Our current economic, social, and political crises are the consequences of rule breaking; they are the wages of secular sins. In its monumental lack of restraint, its colossal sense of entitlement, its stunning mendacity, its callous indifference to destructive policies, its assault on the foundations of freedom, modern liberalism is a rule breaking juggernaut of global proportions. In all corners of the planet, the indulgence of unrestrained impulses is destroying the ethical and moral discipline essential to ordered liberty.

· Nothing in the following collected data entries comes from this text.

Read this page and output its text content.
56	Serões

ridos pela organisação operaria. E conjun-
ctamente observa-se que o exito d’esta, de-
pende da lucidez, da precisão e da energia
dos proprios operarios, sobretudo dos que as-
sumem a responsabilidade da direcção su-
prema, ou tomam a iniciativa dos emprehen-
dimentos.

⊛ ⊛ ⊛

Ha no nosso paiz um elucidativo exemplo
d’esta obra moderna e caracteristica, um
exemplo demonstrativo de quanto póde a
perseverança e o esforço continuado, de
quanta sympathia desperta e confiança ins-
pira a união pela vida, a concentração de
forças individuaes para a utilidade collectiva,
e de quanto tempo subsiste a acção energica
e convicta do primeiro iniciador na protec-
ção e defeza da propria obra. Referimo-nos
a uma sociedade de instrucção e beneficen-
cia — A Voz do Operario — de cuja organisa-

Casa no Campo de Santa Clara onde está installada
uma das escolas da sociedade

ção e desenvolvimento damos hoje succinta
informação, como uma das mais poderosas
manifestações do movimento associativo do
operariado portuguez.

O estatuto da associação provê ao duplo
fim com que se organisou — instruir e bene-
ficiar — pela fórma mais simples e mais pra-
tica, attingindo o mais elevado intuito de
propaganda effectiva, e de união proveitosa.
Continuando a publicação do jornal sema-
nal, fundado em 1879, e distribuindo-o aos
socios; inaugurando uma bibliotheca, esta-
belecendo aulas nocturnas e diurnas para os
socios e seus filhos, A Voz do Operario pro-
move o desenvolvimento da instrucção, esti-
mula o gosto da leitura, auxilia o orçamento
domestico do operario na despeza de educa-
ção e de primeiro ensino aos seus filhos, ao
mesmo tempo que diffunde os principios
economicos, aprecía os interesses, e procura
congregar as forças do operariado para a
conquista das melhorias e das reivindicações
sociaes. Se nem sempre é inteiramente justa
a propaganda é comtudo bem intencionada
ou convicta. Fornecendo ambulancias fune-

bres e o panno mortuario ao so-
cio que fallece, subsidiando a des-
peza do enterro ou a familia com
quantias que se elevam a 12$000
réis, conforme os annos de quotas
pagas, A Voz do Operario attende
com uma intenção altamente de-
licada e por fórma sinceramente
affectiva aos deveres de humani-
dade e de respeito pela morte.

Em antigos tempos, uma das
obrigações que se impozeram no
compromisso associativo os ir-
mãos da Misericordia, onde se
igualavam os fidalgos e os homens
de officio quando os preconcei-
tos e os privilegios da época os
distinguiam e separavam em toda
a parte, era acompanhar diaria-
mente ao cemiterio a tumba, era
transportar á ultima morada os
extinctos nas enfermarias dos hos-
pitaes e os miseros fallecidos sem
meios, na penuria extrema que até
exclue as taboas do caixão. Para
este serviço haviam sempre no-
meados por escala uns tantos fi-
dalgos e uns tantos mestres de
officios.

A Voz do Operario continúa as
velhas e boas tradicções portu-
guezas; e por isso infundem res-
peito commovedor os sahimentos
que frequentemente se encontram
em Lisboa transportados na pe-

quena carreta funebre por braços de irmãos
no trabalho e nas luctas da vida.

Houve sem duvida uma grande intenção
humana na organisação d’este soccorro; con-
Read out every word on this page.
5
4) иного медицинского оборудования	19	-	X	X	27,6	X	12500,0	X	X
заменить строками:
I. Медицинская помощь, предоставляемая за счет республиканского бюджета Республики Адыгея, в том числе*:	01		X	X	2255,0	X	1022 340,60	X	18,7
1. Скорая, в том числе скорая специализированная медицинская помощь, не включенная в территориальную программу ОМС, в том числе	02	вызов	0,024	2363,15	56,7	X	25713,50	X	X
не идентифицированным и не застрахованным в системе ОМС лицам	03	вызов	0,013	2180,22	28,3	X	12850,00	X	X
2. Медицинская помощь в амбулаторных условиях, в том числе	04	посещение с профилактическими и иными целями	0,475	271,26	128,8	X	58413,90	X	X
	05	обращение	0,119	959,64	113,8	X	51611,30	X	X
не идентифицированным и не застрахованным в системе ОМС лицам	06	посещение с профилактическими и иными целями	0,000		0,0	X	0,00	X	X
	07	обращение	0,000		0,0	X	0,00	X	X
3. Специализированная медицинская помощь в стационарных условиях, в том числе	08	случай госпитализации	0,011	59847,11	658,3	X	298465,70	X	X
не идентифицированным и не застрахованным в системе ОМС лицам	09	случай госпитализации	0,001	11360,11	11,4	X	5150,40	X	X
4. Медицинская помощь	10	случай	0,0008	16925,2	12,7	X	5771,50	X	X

Friedrich Hayek described many years ago the modern liberal’s fatal economic conceit: the delusion that central economic planning works. In fact, it does not and cannot work, because it violates the laws of economics and ignores human nature. But modern liberalism is now enthralled with an even grander fatal conceit: the belief that whole societies can break not only the rules that govern economic processes but also the rules that govern social, political, marital and personal processes.
The modern epidemic of global rule breaking is a form of societal insanity. Our contemporary cultural decay in every major sector of adult life is Exhibit A. The epidemic will not be broken until we stop breaking the rules.